The author’s second criticism is that “understanding” is not biblical language and therefore waters down the seriousness of theological disagreement to a “misunderstanding” or a “perspective,” while biblical terminology like “faithlessness” and “disobedience” gives us a handle to deal with things biblically. This understanding talk is the beginning of relativism.
There’s a unique perspective. (Wink, wink.)
But I see the point. Corroborating this, C.S. Lewis in Mere Christianity points out that to gain virtue one must begin to pretend he has that virtue. When you are tempted to anger once again, you pretend as if you were not angry. This is not hypocritical; this is an act of aligning the will with what we know to be virtuous. This is obedience and therefore faith.
Obedience is a crucial act of humility, showing our desire to follow God by crucifying the flesh or our own agenda.

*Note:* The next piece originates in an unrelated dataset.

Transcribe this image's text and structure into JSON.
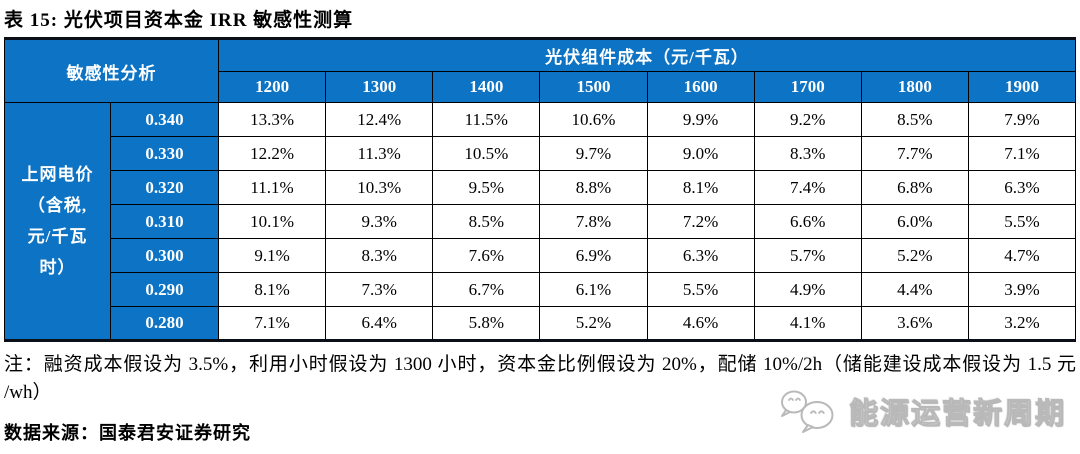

Do you notice how by demanding we “understand” a virtue, mandate, or command before we act upon it, forward motion stagnates, and we are made more vulnerable to competing and potentially heretical thought? Essentially, by obedience we admit our own ignorance, and by putting the unity of the church above our own ideas, we recognize our own limitations. This is faith.
People I’ve met who are in the throes of doubt are studying less from curiosity than desperation. By investigating their faith, they begin to see everything they do not know. Doubt happens. And to tell people who are struggling with doubt to suck in their gut and believe already is not only ruthless but also unfair. How does one suddenly stop doubting, especially at the command of another?
But to obey amid doubt is heroic. It is okay to not know, and to know we don’t know. To not obey? Not as much.
Let me clarify that not all obedience is subservience. Certainly, we would never encourage anybody to submit and obey to a rogue religion such as Jim Jones’s People’s Temple or David Koresh’s Branch Davidians. And working backward from that extreme, there must a tipping point when it is time to allow our beliefs about the Word of God to move us to depart from one group of Christians and join another, or to abandon practices and beliefs we held to before. But leading up to that threshold, it is an act of humility and faith to work within our respective cultures as best we can, as long as we can, and as peacefully as we can. In the end, it is a hallmark of true followers of Jesus to be willing to leave father and mother, houses and lands for the Kingdom, and we had better be willing to do it.
Somedays, in my more clear-headed moments, I can imagine a world where the pursuit of God achieves its purest form, the marriage of a life committed to truth with a life committed to service. I like to imagine woodcutters leaning up their saws to talk about the problem of pain. A world where theology professors volunteer in soup kitchens on Saturdays, and bishops wash the dishes. I can imagine a carpenter pulling a Bible from his lunch box.
I can imagine the theologian Dietrich Bonhoeffer, while suffering in prison under the Third Reich, writing the unforgettable line, “When God calls a man, He bids him come and die.” The parallel is close to a a phrase in a song I have helped sing: “Come and dine, the master calleth, come and dine.” I can imagine a cook preparing food for the family and seeing in the meatballs and mashed potatoes a symbol of lived faith. Nobody needs to be commanded to eat, and few arrive at the table to philosophize about the process of eating. We might ask for the recipe after the meal, or even discuss the food as we eat it, but we know that talking or thinking about food does not fill our stomachs. Everyone knows that we must do it.